In diese Auseinandersetzung wurde auch NSV-Turnierleiter W. Rößner eingeschaltet, der die Entscheidung des Bezirksvorstandes unterstützte und in wenig diplomatischer Weise sogar drohte, den Sf des SK Neuhaus das organisierte Spielen in welchem Bezirk des Deutschen Schachbundes (DSB) auch immer unmöglich zu machen. Niemand geringerem als R. Hübner wurde 1969 vom DSB-Präsident L. Schneider, München, wurde nach einer Simultanvorstellung in einem Ort des Bayrischen Waldes mit Ausschluss aus dem DSB gedroht, da er beim "Spalterverband" gespielt habe. (Quelle: Schachkalender 2014)

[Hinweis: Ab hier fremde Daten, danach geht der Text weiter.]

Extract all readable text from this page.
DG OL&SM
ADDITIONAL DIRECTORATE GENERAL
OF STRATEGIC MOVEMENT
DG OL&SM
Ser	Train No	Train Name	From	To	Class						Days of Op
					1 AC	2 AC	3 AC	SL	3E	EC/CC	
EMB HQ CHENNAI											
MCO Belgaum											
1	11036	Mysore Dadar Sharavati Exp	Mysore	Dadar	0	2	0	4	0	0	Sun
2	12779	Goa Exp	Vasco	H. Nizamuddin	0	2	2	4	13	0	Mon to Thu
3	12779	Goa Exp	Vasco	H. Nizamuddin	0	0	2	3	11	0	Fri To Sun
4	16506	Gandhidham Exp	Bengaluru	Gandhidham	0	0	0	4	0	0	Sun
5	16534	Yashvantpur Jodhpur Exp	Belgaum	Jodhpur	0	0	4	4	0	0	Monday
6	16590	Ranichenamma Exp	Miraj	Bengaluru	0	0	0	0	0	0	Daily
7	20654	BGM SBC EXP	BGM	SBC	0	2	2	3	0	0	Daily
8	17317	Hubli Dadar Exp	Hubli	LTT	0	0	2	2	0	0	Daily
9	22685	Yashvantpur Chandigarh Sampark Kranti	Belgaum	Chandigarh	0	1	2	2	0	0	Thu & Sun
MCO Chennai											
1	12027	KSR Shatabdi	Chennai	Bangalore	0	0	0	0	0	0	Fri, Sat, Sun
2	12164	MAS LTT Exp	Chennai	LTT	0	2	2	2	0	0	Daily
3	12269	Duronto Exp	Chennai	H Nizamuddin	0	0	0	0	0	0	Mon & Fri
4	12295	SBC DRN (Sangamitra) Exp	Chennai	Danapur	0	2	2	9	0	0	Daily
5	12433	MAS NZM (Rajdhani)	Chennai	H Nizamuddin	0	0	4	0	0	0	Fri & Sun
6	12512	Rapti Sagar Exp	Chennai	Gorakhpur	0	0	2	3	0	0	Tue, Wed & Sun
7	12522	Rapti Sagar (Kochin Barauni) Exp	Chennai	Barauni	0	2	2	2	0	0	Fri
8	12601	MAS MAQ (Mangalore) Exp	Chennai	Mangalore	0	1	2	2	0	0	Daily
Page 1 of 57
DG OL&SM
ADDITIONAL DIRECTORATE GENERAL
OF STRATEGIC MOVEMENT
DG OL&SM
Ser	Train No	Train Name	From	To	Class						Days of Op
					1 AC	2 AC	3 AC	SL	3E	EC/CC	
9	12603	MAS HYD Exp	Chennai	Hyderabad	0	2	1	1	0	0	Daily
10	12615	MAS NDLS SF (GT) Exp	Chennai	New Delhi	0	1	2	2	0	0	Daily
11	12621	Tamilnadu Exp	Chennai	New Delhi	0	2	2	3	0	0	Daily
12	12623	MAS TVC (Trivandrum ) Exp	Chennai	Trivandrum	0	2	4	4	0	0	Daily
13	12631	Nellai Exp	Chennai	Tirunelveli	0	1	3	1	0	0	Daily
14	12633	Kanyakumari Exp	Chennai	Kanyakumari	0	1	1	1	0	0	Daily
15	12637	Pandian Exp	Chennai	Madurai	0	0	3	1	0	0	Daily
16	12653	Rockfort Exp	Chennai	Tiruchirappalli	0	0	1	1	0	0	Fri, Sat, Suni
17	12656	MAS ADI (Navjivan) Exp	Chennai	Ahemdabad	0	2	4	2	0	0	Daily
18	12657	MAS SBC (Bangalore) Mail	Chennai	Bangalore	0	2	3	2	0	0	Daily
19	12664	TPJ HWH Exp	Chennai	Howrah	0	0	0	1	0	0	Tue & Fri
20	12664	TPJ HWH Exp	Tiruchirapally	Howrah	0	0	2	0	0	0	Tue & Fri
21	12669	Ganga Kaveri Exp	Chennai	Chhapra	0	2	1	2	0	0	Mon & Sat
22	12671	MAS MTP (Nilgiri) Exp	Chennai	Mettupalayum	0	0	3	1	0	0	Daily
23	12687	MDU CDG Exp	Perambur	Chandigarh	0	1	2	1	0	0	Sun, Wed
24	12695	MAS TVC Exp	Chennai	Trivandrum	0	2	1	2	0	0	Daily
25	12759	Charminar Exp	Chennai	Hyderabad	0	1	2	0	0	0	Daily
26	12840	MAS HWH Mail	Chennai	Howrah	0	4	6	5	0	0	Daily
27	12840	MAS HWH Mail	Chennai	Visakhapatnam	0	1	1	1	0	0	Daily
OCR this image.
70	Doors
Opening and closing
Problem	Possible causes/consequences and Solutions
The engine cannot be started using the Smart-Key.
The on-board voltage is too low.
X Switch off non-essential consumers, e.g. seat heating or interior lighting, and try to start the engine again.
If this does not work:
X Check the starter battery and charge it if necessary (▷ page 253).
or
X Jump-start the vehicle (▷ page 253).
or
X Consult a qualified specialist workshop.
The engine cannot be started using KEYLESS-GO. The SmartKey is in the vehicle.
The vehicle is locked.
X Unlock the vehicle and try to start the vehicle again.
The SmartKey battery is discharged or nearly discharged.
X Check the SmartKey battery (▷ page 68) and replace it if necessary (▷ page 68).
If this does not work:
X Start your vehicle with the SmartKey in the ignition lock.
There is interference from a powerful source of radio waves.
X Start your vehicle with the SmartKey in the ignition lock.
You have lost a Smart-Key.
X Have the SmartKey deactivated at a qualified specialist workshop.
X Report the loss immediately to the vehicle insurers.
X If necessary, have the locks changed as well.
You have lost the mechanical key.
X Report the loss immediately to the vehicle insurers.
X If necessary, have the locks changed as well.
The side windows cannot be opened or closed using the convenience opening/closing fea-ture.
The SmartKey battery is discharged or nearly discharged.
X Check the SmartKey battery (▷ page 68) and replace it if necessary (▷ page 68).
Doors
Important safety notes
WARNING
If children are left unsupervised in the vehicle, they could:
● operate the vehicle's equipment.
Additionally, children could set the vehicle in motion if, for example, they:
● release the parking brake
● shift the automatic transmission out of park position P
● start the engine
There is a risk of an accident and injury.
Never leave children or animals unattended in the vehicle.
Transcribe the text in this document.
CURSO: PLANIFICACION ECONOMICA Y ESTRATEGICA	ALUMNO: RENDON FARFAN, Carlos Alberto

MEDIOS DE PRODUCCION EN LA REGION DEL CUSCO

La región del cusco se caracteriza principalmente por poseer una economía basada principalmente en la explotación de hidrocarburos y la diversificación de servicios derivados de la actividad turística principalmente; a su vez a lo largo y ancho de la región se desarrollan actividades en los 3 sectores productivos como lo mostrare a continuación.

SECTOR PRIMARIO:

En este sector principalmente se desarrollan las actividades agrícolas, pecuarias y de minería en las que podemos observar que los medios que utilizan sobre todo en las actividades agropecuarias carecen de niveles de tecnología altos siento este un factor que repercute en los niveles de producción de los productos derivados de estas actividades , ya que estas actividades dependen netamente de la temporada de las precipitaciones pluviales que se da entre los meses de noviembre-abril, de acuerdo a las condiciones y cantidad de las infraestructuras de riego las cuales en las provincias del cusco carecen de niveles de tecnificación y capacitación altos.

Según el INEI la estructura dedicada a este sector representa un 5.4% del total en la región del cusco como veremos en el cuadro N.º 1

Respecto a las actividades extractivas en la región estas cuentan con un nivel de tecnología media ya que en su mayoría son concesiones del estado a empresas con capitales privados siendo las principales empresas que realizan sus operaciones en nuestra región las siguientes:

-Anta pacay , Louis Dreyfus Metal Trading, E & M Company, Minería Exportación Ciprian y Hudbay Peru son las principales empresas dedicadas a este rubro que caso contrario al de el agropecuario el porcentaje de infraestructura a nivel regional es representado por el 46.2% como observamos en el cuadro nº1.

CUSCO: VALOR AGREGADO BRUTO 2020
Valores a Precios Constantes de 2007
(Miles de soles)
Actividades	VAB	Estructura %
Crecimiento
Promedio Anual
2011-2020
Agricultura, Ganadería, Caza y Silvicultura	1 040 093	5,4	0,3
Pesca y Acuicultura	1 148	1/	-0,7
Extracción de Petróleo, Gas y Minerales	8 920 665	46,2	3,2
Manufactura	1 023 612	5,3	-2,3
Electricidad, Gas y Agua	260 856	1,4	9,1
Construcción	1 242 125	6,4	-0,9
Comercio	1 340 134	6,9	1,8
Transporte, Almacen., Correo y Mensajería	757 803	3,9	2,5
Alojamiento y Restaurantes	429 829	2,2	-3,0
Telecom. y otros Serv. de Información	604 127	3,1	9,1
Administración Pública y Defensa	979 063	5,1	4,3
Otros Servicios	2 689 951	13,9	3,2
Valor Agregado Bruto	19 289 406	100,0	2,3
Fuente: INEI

Zurück in unsere Region! O. Rothbart führte als verantwortlicher und weiter blickender Sf den Wie-deraustritt der Sf des SK Neuhaus nicht aus und schon ein Jahr später erreichte der SK Neuhaus ohne E. v. Wolf's Mitwirkung den sportlichen von keinem beanstandeten Aufstieg der 1. Mannschaft in die Bezirksklasse und zwei Jahre später auch in die damalige höchste Klasse des Bezirks die Bezirksmeisterklasse sowie später auch in die unterste Verbandsklasse. Der SK Neuhaus spielte dann mit drei Mannschaften auf Bezirks- bzw. Verbandsebene.

Die Mitgliedsvereine der S-S-V, welche spielstärker und zahlreicher (1969 Plesse Bovenden, 1973 SC Northeim, 1975 Turm Beverungen) wurden, entwickelten ein größeres Selbstbewusstsein und begannen, ohne die S-S-V zu verlassen, sich vom SK Neuhaus zu lösen und unter eigenem Namen im Bezirksmannschaftsschach mitzuspielen. Diese Aufbaufunktion wurde später vom Bezirk dankbar anerkannt (P. Werner 1997).

Nachdem 1981 der SK Neuhaus in Holzmindener Schachgesellschaft umbenannt wurde, da nur noch Holzmindener Sf nominiert waren, wurde O. Rothbart ob seiner ausgleichenden, repräsentativen Art als nimmermüder Organisator z.B. Deutsche Länderjugendmannschaftsmeisterschaft 1976 in Holzminden mit 12 Achtermannschaften (Sieger NRW I) kurz vor seinem 70. Geburtstag in das Bezirksschiedsgericht gewählt und 1986 für 40-jährige Mitgliedschaft im NSV geehrt.

Aus der Tatsache, dass sowohl kleinere Vereine in größeren Nachbarvereinen aufgingen, z.B. Eschershausen und später Polle in Holzminden, Adelebsen in Uslar sowie Karlshafen in Beverungen oder neu zur S-S-V stießen wie Einbeck, Bad Gandersheim, beide Northeimer Vereine, Parensen, Brakel und ESV Göttingen unsere Gemeinschaft z.T. auch wieder verließen, lässt sich die Entwicklung erkennen, die das Schach in unserer ländlich geprägten Region im Laufe der Jahrzehnte nahm.

Viel Bedeutung hat(te) die Frage wie viele Sf in den Vereinen sich aktiv in die Organisationsarbeit, besonders die Arbeit mit neuen Sf einbrachten. Die S-S-V hat ihren internen jährlichen Spielbetrieb der Nachfrage entsprechend angepasst und spielt nach wie vor auch bezirksgrenzüberschreitend seit bald 60 Jahren.